Failed PrEP trial (VOICE) participants give reasons for their poor adherence

Despite indications of the acceptability of Pre-Exposure Prophylaxis (PrEP) among certain populations (MSM in London (STI/Aghaizu & Nardone) 2013, and Australia (STI/Holt & De Wit) 2012), the extremely varied results that have emanated from large studies seeking to determine its efficacy and effectiveness as a preventative intervention remain a concern.  To name the most important examples, levels of risk-reduction were estimated as follows: CAPRISA 004 – 39%; iPrEX – 44%; CDC TDF2 – 62%; Partners-PrEP – 75%; FEM-PrEP – 0%; VOICE– 0%.  The reasons for this variation have been the topic of a number of contributions to this blog (especially: STI/blogs/Hendrix & Bumpus; STI/blogs/Haberer & Bangsberg), with consensus tending towards the poor adherence of study participants.

Last week in Cape Town results were briefly reported from a sub-study (VOICE D) of one of the less successful of these trials (VOICE). Microbicide Trials Network’s (MTN) VOICE study, discontinued in 2011, trialled daily tenofovir, in the form of vaginal gel or tablet, in 5,029 (mostly young) women from a representative range of sub-Saharan countries – S. Africa, Zimbabwe and Uganda. On the basis of self-reporting measures in the original VOICE trial, levels of adherence to the tenofovir regime had been estimated at 90%.  However, blood samples taken from participants found evidence of the drug in less of a third of the participants in the tablet arm, and less of a quarter of the participants in the gel arm, of the study.

After the closure of the VOICE study itself, the sub-study, VOICE D, engaged 127 former VOICE participants in in-depth interviews at which they were challenged with evidence of their poor adherence – with a view to stimulating frank discussion. When confronted with the evidence of blood tests, poor adherers initially expressed surprise and disbelief. Yet, according to the report, the aim of engaging frank discussion would seem to have been met.  The reason most frequently given was fear of the side effects of the drug, fuelled by peer participants and relatives and by the negative attitudes of community members.

Current trials of PrEP have re-evaluated and strengthened efforts to enhance adherence in the light of previous failures.  These include: the Follow-on African Consortium for Tenofovir Studies’ FACTS 001 (tenofovir gel before and after sex), the MTN’s ASPIRE and the International Microbial Partnership’s Ring Study (both the latter of vaginal ring releasing the ARV drug dapivirine) (MTN Trials). It is interesting that the Partners-PrEP study incorporated intensive “adherence interventions” for participants whose adherence levels fell below 80% (STI/blogs/Haberer & Bangsberg).

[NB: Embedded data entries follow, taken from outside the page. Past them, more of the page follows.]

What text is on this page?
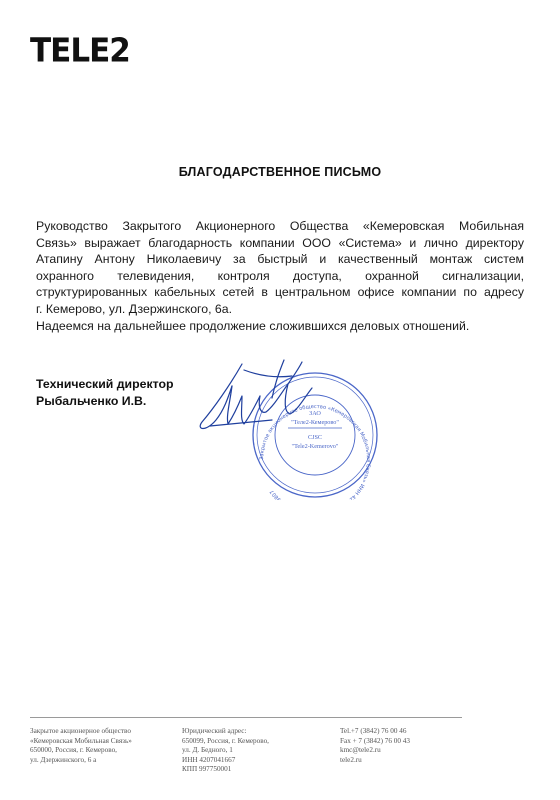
TELE2
БЛАГОДАРСТВЕННОЕ ПИСЬМО

Руководство Закрытого Акционерного Общества «Кемеровская Мобильная

Связь» выражает благодарность компании ООО «Система» и лично директору

Атапину Антону Николаевичу за быстрый и качественный монтаж систем

охранного телевидения, контроля доступа, охранной сигнализации,

структурированных кабельных сетей в центральном офисе компании по адресу

г. Кемерово, ул. Дзержинского, 6а.

Надеемся на дальнейшее продолжение сложившихся деловых отношений.

Технический директор
Рыбальченко И.В.
Закрытое акционерное общество «Кемеровская Мобильная Связь» ИНН 42 9807
ЗАО
"Теле2-Кемерово"
CJSC
"Tele2-Kemerovo"
Закрытое акционерное общество
«Кемеровская Мобильная Связь»
650000, Россия, г. Кемерово,
ул. Дзержинского, 6 а
Юридический адрес:
650099, Россия, г. Кемерово,
ул. Д. Бедного, 1
ИНН 4207041667
КПП 997750001
Tel.+7 (3842) 76 00 46
Fax + 7 (3842) 76 00 43
kmc@tele2.ru
tele2.ru
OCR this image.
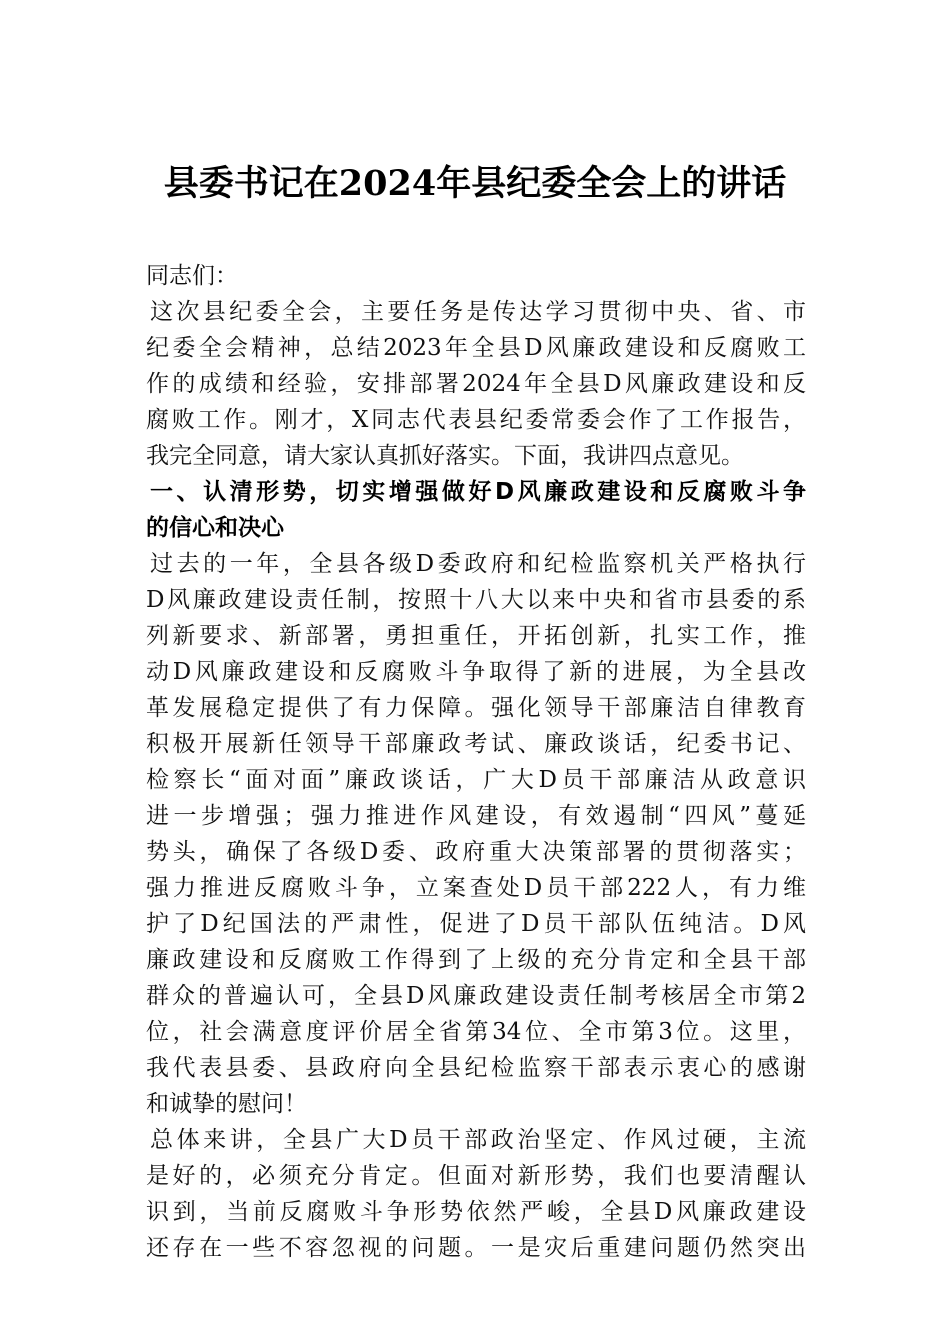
县委书记在2024年县纪委全会上的讲话
同志们：
这次县纪委全会，主要任务是传达学习贯彻中央、省、市
纪委全会精神，总结2023年全县D风廉政建设和反腐败工
作的成绩和经验，安排部署2024年全县D风廉政建设和反
腐败工作。刚才，X同志代表县纪委常委会作了工作报告，
我完全同意，请大家认真抓好落实。下面，我讲四点意见。
一、认清形势，切实增强做好D风廉政建设和反腐败斗争
的信心和决心
过去的一年，全县各级D委政府和纪检监察机关严格执行
D风廉政建设责任制，按照十八大以来中央和省市县委的系
列新要求、新部署，勇担重任，开拓创新，扎实工作，推
动D风廉政建设和反腐败斗争取得了新的进展，为全县改
革发展稳定提供了有力保障。强化领导干部廉洁自律教育
积极开展新任领导干部廉政考试、廉政谈话，纪委书记、
检察长“面对面”廉政谈话，广大D员干部廉洁从政意识
进一步增强；强力推进作风建设，有效遏制“四风”蔓延
势头，确保了各级D委、政府重大决策部署的贯彻落实；
强力推进反腐败斗争，立案查处D员干部222人，有力维
护了D纪国法的严肃性，促进了D员干部队伍纯洁。D风
廉政建设和反腐败工作得到了上级的充分肯定和全县干部
群众的普遍认可，全县D风廉政建设责任制考核居全市第2
位，社会满意度评价居全省第34位、全市第3位。这里，
我代表县委、县政府向全县纪检监察干部表示衷心的感谢
和诚挚的慰问！
总体来讲，全县广大D员干部政治坚定、作风过硬，主流
是好的，必须充分肯定。但面对新形势，我们也要清醒认
识到，当前反腐败斗争形势依然严峻，全县D风廉政建设
还存在一些不容忽视的问题。一是灾后重建问题仍然突出
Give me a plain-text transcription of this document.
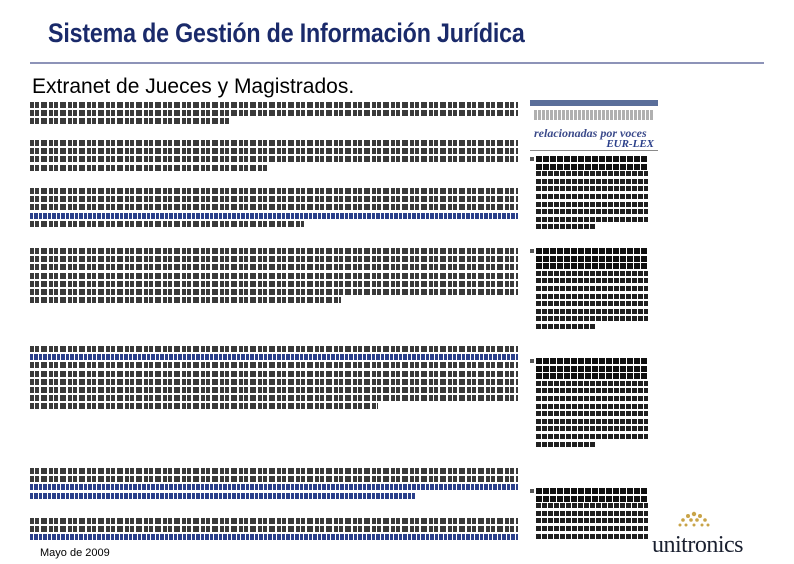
Sistema de Gestión de Información Jurídica
Extranet de Jueces y Magistrados.
relacionadas por voces
EUR-LEX
Mayo de 2009	unitronics
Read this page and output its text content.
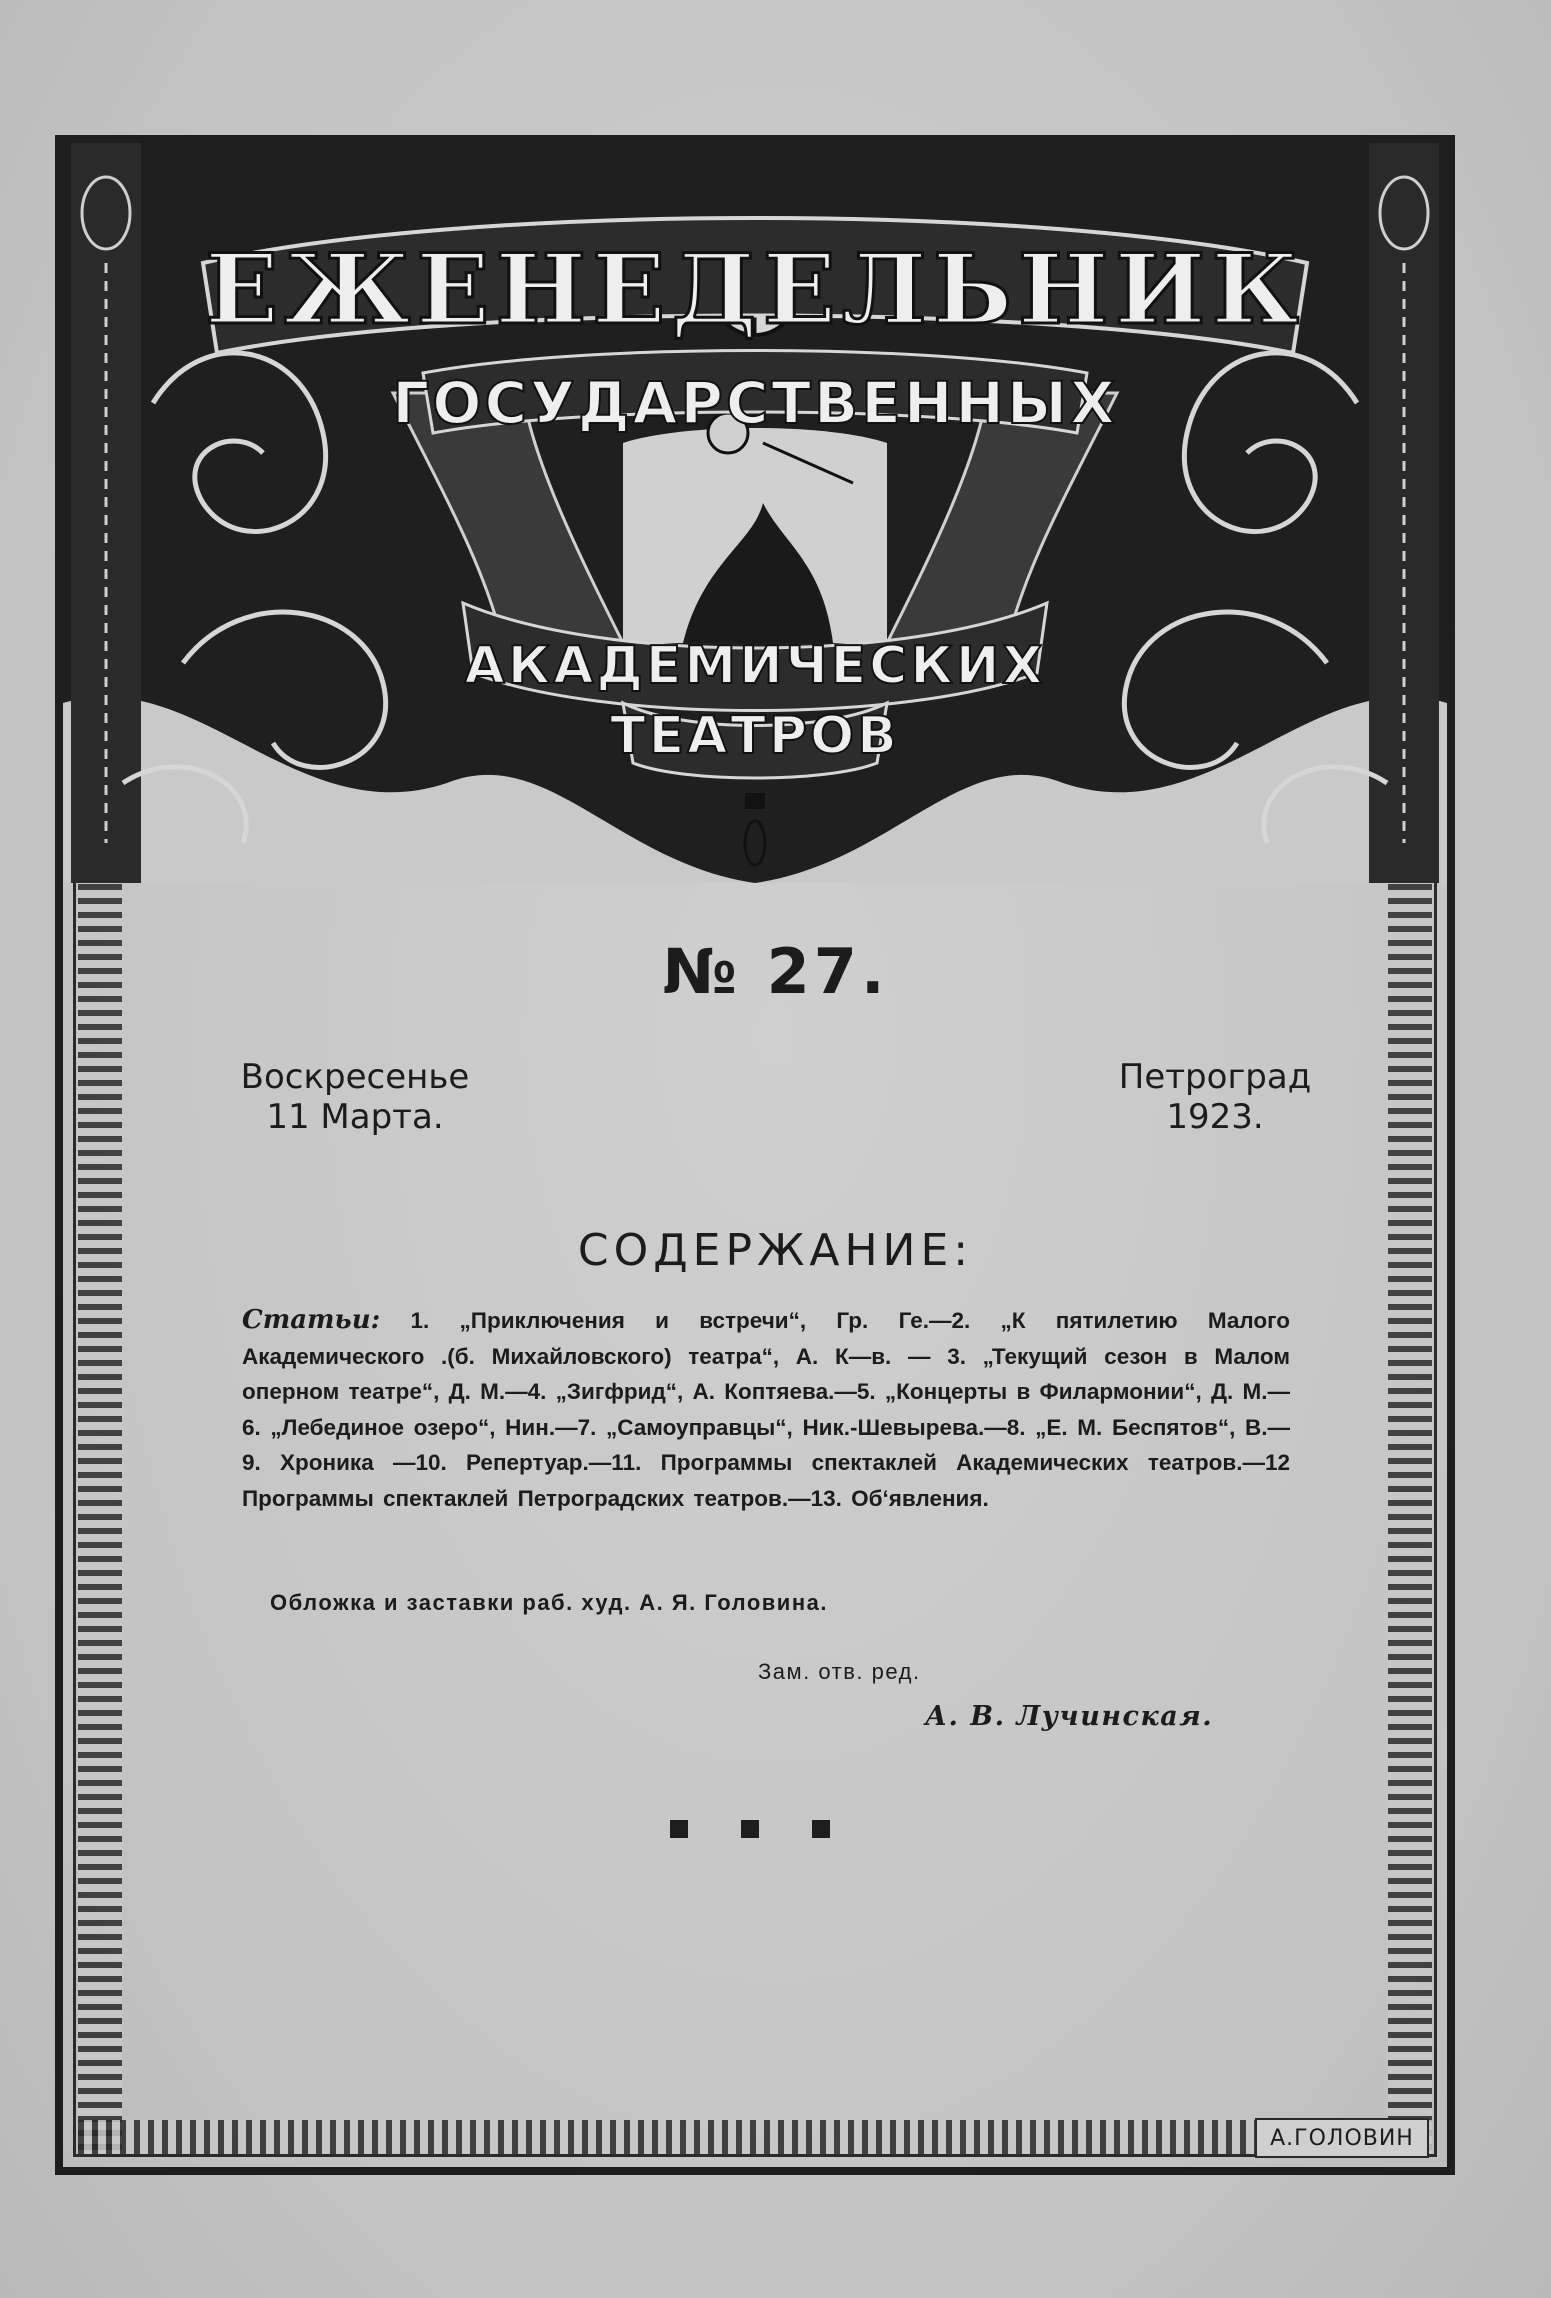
А.ГОЛОВИН
ЕЖЕНЕДЕЛЬНИК
ГОСУДАРСТВЕННЫХ
АКАДЕМИЧЕСКИХ
ТЕАТРОВ
№ 27.
Воскресенье
11 Марта.
Петроград
1923.
СОДЕРЖАНИЕ:
Статьи: 1. „Приключения и встречи“, Гр. Ге.—2. „К пятилетию Малого Академического .(б. Михайловского) театра“, А. К—в. — 3. „Текущий сезон в Малом оперном театре“, Д. М.—4. „Зигфрид“, А. Коптяева.—5. „Концерты в Филармонии“, Д. М.—6. „Лебединое озеро“, Нин.—7. „Самоуправцы“, Ник.-Шевырева.—8. „Е. М. Беспятов“, В.—9. Хроника —10. Репертуар.—11. Программы спектаклей Академических театров.—12 Программы спектаклей Петроградских театров.—13. Об‘явления.
Обложка и заставки раб. худ. А. Я. Головина.
Зам. отв. ред.
А. В. Лучинская.
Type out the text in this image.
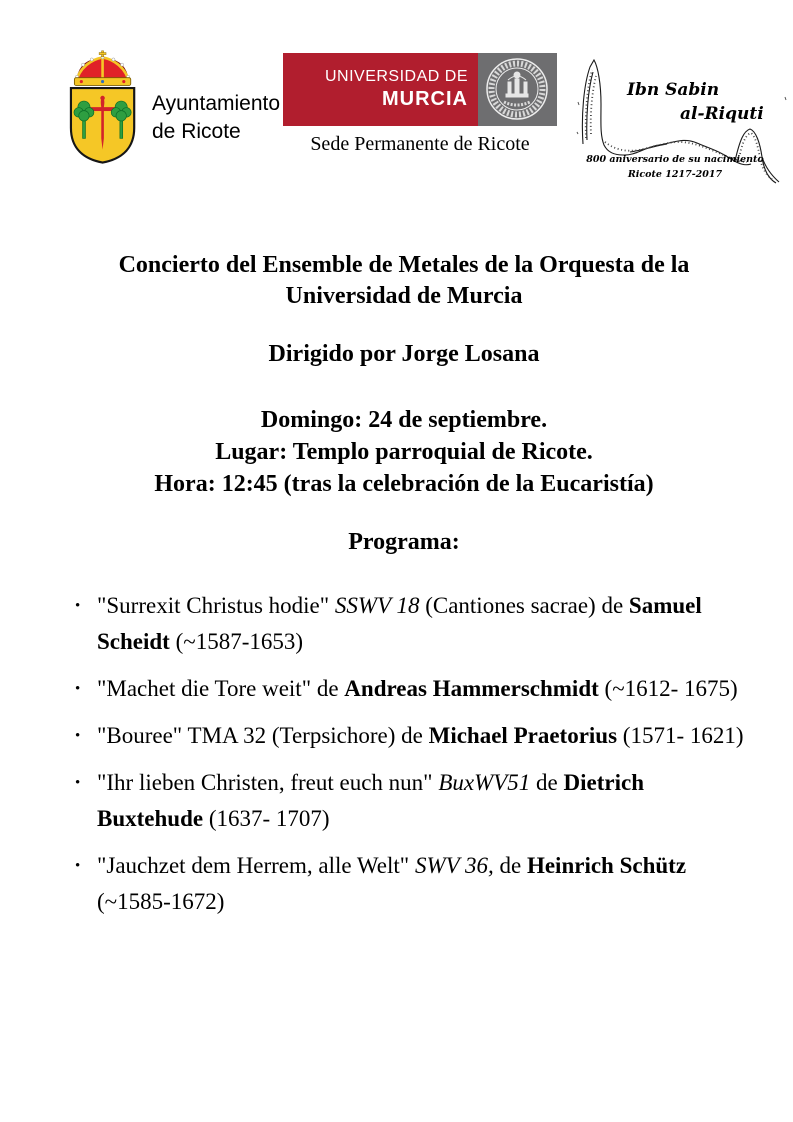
Ayuntamiento
de Ricote
UNIVERSIDAD DE
MURCIA
Sede Permanente de Ricote
Ibn Sabin
al-Riquti
800 aniversario de su nacimiento
Ricote 1217-2017
Concierto del Ensemble de Metales de la Orquesta de la
Universidad de Murcia

Dirigido por Jorge Losana

Domingo: 24 de septiembre.
Lugar: Templo parroquial de Ricote.
Hora: 12:45 (tras la celebración de la Eucaristía)

Programa:

• "Surrexit Christus hodie" SSWV 18 (Cantiones sacrae) de Samuel Scheidt (~1587-1653)
• "Machet die Tore weit" de Andreas Hammerschmidt (~1612- 1675)
• "Bouree" TMA 32 (Terpsichore) de Michael Praetorius (1571- 1621)
• "Ihr lieben Christen, freut euch nun" BuxWV51 de Dietrich Buxtehude (1637- 1707)
• "Jauchzet dem Herrem, alle Welt" SWV 36, de Heinrich Schütz (~1585-1672)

However, the VOICE D results may have implications for the usefulness of PrEP interventions more generally. At the very least, they discredit any idea that PrEP is able to offer a panacea. The value of PrEP, relative to other preventative interventions, is a contentious issue.  STI/Mukandavire & Vickerman (2013), for example, conclude that a scale-up of condom use is in most circumstances likely to be more effective than PrEP, but that PrEP could have a specific application in the case of female sex workers. STI/Verguet & Walsh (2012) see a future for PrEP in sub-Saharan countries with high HIV prevalence and without circumcision practice, such as S. Africa.  STI/Ying & Barnabas (2013) see targeted PrEP as a cost-effective addition to ARV.